Se avessi dovuto fare qualche considerazione su “L’ora incerta tra il cane e il lupo”, letto una settimana fa, avrei detto che , da scrittrice principiante, ammiro la sua immensa cultura e varietà di termini, ma, da lettrice, che quando un romanzo giallo è zeppo di richiami storico-culturali , quando una miriade di citazioni di autori e di gaddiane digressioni dialettali non sono strettamente funzionali alla storia è troppo, e quando è troppo...è fastidioso e può sembrare inutile sfoggio della propria preparazione culturale.
Anche prima di sentire l’autore avrei detto che, invece, non mi è invece dispiaciuta qualche riflessione di tipo esistenziale sparsa qua e là nell'intreccio giallo, la cui soluzione non è tuttavia travolgente e inaspettata.
Ieri l’ho ascoltato.
E, come succede spesso nei rapporti umani, quando le parole sono accompagnate da un sorriso, da un gesticolare composto delle mani bianchissime che non vedono mai il sole, dallo sguardo sicuro oltre cui mi è parso di intuire un’antica timidezza che lo fa sentire più a suo agio nel chiuso di una biblioteca piuttosto che con i propri simili, ho in buona parte cambiato idea.
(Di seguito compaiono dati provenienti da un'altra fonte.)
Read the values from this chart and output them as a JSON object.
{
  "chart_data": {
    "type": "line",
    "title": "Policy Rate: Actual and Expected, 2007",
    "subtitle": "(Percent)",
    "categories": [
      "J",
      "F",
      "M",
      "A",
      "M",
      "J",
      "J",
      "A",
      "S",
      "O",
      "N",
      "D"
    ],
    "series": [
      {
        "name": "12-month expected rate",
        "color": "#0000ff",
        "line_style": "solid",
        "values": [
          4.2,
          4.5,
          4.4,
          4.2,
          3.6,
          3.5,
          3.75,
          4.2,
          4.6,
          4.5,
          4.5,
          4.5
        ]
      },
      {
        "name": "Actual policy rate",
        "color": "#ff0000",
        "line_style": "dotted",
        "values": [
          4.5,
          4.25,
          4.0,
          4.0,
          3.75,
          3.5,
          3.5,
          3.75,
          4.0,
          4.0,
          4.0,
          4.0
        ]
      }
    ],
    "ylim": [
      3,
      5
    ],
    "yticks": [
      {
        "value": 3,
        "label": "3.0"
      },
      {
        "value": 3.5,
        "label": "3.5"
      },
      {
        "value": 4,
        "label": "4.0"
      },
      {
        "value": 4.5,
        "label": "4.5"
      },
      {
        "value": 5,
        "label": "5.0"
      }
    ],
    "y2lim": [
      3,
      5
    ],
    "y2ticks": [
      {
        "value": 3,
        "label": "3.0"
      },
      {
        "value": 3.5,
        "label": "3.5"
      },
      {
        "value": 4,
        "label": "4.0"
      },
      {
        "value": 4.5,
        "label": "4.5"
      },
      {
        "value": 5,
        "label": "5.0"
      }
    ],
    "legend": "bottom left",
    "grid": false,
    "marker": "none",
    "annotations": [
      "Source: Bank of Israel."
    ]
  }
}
Anche la sincera confessione di essere portato a una certa forma di depressione non mi ha lasciato indifferente.
Ho capito che le sue non sono solo citazioni professorali, dotte disquisizioni semantiche fini a se stesse, ma fanno parte di ciò che chi scrive è, sono connaturate alla sua essenza più profonda, vogliamo chiamarla anima?
Voglio fare anch’io una citazione, ma non mi ricordo il nome di chi l’ha detto - perdonami Adriano-Hans, non sono preparata come te- :la differenza tra un libro e un buon libro è quando capisci che il secondo ha aggiunto qualcosa a ciò che eri prima di leggerlo.
Di sicuro tornerò più volentieri agli amati Carofiglio e Camilleri, ma ora so con certezza che Hans Tuzzi e il suo libro mi hanno lasciato una traccia.